Right about the time I grab a pillow and hide my face.
TWD isn’t about the walking dead anymore. It’s about the people who are still alive and who are desperately trying to remain that way. It’s a show about living in a post-apocalyptic world and how truly terrible that can be. It’s about strength, survival, familial bonds, and carrying around baby Judith. All of those things are great (except for baby part, that sounds hideous). But there is no suspense in that. I mean sure, last season there was that whole Daryl trapped in a car with several trailers full walkers thing, but even then, it was more scary because it was DARYL in the car than the fact that there was walkers crawling all over it. No one is prepared for the riots that will happen when Daryl Dixon leaves that show. Lots people gonna be feeling lots of feels.

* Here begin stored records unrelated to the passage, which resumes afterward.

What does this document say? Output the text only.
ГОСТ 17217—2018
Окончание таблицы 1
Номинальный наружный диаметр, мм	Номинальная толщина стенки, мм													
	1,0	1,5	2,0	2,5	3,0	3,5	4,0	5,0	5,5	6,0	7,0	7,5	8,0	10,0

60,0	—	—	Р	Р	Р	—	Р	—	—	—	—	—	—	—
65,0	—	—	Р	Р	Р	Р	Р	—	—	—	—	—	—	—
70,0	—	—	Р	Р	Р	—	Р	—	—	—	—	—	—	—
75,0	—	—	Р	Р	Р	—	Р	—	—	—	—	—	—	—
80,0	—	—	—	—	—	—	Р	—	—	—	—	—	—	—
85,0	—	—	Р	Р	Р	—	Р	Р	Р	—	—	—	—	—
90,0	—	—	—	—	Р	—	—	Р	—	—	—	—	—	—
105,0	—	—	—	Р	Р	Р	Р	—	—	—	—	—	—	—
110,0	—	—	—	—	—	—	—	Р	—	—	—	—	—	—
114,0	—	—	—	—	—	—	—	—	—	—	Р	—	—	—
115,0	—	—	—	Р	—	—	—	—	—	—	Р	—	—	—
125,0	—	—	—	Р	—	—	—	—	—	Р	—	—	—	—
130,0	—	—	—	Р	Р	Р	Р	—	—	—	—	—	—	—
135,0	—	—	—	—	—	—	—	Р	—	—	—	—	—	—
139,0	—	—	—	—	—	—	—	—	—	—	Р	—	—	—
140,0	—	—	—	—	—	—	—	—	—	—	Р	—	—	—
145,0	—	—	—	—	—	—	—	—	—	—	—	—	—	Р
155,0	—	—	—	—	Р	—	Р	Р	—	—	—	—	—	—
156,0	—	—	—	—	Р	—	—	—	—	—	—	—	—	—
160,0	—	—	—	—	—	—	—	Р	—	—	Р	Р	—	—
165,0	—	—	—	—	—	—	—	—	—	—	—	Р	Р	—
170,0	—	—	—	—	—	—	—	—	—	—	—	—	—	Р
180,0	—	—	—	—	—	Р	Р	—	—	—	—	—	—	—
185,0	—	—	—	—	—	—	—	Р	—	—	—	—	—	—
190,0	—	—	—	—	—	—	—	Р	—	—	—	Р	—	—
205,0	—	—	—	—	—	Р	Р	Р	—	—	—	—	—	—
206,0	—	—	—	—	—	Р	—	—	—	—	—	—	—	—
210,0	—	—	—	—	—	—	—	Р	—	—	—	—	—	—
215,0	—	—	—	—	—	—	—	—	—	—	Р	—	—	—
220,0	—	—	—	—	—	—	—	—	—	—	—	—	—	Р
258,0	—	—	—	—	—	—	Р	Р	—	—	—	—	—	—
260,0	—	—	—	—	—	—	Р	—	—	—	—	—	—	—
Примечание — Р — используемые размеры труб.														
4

So this leaves me at an impasse. What will happen this season when I sit down to watch TWD? Will I sit there watching the show wishing I was watching Fear instead? Will it feel like I am having an affair with Fear? Am I cheating on Walking? Will Carol, Rick, and the gang all know how much I still love them, if I am still constantly worrying about Madison, Travis, and the guy who was clearly in the Old Spice commercials (seriously, where did they find that guy, every time he talks I want to look at my husband then look back at him)?
Every year Robert Kirkman has promised us more action and every year I would have said that they brought it. But now I know. Now I remembered. The action of days long since past was intense and fraught with feels that I couldn’t handle. But that hasn’t been the case for at least the past two seasons. So now that I have this new found knowledge, is it going to take away from Walking? I don’t have an answer for that my friends. Perhaps that in itself is more scary than a decaying corpse trying to gnaw on your carotid.
Did you watch Fear of the Walking Dead? What did you think? Do you think the FEAR is gone from TWD?